Some of the possible referrals that a counselor can make to help the client in addressing her problems include other qualified and experienced counselors who are adequately skilled to address such issues (Okazaki, Kassem, & Tu, 2014). This is because unskilled counselors may inadequately solve the problems resulting in a relapse where the client goes back to these problems again in the future. Mental issues are sensitive matters that need to be addressed by qualified and skilled personnel due to their impact on the client and family members (Okazaki, Kassem, & Tu, 2014). This will enable clients to access effective counseling services as well as medications that will improve their health.

Referrals can also be done to psychologists who have the knowledge to address mental, social, cognitive, and emotional issues. Psychologists assess, diagnose, and treat individuals undergoing psychological distress as well as mental illnesses (Okazaki, Kassem, & Tu, 2014). Anxiety is one of the conditions that can be addressed by psychologists through psychotherapy and treatment plans based on the client’s needs. Psychologists can be accessed in healthcare facilities, mental health clinics while others work independently through private practice (Okazaki, Kassem, & Tu, 2014). Referrals can be addressed with the client by providing the client with a list of some of the referrals where the counselor in collaboration with the client select the most effective referral based on the needs to be addressed, the costs of accessing counseling services, and the proximity of the referred service provider (Okazaki, Kassem, & Tu, 2014).

Counselors can know who to make referrals to through research and recommendations from the current healthcare facility. This can be based on the performance of the service providers as well as the experience of other healthcare professionals (Schwitzer & Rubin, 2015). Healthcare facilities have also Helpance programs where counselors can access referral information in addressing certain healthcare needs. Counselors can follow up with the referral by maintaining a close relationship with the client which will allow the counselor to monitor the progress achieved through the counseling process (Schwitzer & Rubin, 2015). This ensures that the counselor continues to support the client during this time which is helpful in achieving the developed treatment goals.

References

American Psychiatric Association. (2017). Anxiety disorders: DSM-5® selections. Arlington, Virginia: American Psychiatric Association Publishing.

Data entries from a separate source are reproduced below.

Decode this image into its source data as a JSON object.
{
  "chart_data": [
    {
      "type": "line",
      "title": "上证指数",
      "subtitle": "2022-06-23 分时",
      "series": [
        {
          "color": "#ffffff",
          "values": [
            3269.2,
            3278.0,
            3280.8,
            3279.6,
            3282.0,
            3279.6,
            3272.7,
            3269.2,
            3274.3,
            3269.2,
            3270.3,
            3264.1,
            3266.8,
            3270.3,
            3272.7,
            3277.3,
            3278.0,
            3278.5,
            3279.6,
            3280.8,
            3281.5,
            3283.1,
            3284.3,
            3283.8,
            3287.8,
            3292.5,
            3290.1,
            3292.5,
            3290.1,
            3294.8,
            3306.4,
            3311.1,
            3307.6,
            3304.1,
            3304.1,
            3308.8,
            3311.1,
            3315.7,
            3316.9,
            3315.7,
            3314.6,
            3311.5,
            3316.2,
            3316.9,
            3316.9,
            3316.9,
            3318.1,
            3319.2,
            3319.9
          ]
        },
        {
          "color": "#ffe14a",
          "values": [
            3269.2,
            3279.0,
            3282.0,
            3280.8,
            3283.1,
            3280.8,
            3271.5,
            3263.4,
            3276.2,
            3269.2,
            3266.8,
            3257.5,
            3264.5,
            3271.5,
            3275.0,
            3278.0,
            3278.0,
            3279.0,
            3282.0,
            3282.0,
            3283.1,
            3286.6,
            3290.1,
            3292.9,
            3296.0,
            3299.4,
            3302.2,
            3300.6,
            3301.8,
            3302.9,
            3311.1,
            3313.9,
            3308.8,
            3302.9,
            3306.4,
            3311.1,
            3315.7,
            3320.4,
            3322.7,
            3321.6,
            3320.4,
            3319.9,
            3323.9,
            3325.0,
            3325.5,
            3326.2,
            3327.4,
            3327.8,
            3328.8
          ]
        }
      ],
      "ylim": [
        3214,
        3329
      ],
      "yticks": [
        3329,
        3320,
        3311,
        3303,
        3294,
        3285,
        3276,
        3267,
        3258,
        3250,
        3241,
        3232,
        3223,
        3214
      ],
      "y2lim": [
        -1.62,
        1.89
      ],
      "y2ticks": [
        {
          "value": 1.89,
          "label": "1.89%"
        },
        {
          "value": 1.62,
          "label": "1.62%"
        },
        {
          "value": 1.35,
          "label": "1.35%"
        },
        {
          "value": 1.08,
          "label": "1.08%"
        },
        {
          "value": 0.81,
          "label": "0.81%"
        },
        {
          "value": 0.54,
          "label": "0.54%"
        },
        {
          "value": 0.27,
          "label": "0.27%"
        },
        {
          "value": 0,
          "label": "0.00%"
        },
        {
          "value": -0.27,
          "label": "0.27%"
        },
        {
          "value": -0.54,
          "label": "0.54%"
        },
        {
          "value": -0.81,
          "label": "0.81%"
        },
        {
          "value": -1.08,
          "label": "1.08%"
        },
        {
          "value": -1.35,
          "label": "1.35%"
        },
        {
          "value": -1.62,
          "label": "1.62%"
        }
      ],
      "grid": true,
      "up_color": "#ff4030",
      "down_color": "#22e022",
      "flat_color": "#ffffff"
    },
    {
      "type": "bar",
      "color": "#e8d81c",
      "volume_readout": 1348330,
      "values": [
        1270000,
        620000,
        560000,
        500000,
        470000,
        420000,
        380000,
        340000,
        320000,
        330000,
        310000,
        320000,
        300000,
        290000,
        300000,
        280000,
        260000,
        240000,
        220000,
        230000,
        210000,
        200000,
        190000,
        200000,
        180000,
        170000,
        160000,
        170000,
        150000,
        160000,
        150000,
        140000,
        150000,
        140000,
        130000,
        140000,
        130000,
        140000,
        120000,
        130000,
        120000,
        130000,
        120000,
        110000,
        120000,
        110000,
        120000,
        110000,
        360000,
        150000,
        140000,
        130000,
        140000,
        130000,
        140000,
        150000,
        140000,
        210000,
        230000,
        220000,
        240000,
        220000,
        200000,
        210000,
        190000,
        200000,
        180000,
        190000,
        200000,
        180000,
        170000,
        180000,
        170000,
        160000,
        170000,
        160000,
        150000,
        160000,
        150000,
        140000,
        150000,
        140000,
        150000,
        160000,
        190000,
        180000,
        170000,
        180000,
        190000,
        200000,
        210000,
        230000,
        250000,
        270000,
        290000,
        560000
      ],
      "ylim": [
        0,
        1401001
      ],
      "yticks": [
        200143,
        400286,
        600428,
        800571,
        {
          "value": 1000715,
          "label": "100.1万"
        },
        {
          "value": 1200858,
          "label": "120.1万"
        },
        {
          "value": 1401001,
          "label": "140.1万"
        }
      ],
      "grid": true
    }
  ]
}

Brown, T., & Barlow, D. (2014). Anxiety and related disorders interview schedule for DSM-5 (ADIS-5). Oxford: Oxford University Press.

Okazaki, S., Kassem, A. M., & Tu, M. C. (2014). Addressing Asian American mental health disparities: Putting community-based research principles to work. Asian American Journal of Psychology, 5(1), 4-12.

Porter, E., Chambless, D. L., McCarthy, K. S., DeRubeis, R. J., Sharpless, B. A., Barrett, M. S., & Barber, J. P. (2017). Psychometric Properties of the Reconstructed Hamilton Depression and Anxiety Scales. The Journal of nervous and mental disease, 205(8), 656–664.

Runyan, C. & Khatri, P. (2014). Collaborative Family Healthcare Association Commentary on the ”Joint Principles: Integrating Behavioral Health Care into the Patient-Centered Medical Home”. Families, Systems, & Health, 32(2), 146-146.

Schwitzer, A. M., & Rubin, L. C. (2015). Diagnosis & treatment planning skills: A popular culture casebook approach. Los Angeles: SAGE.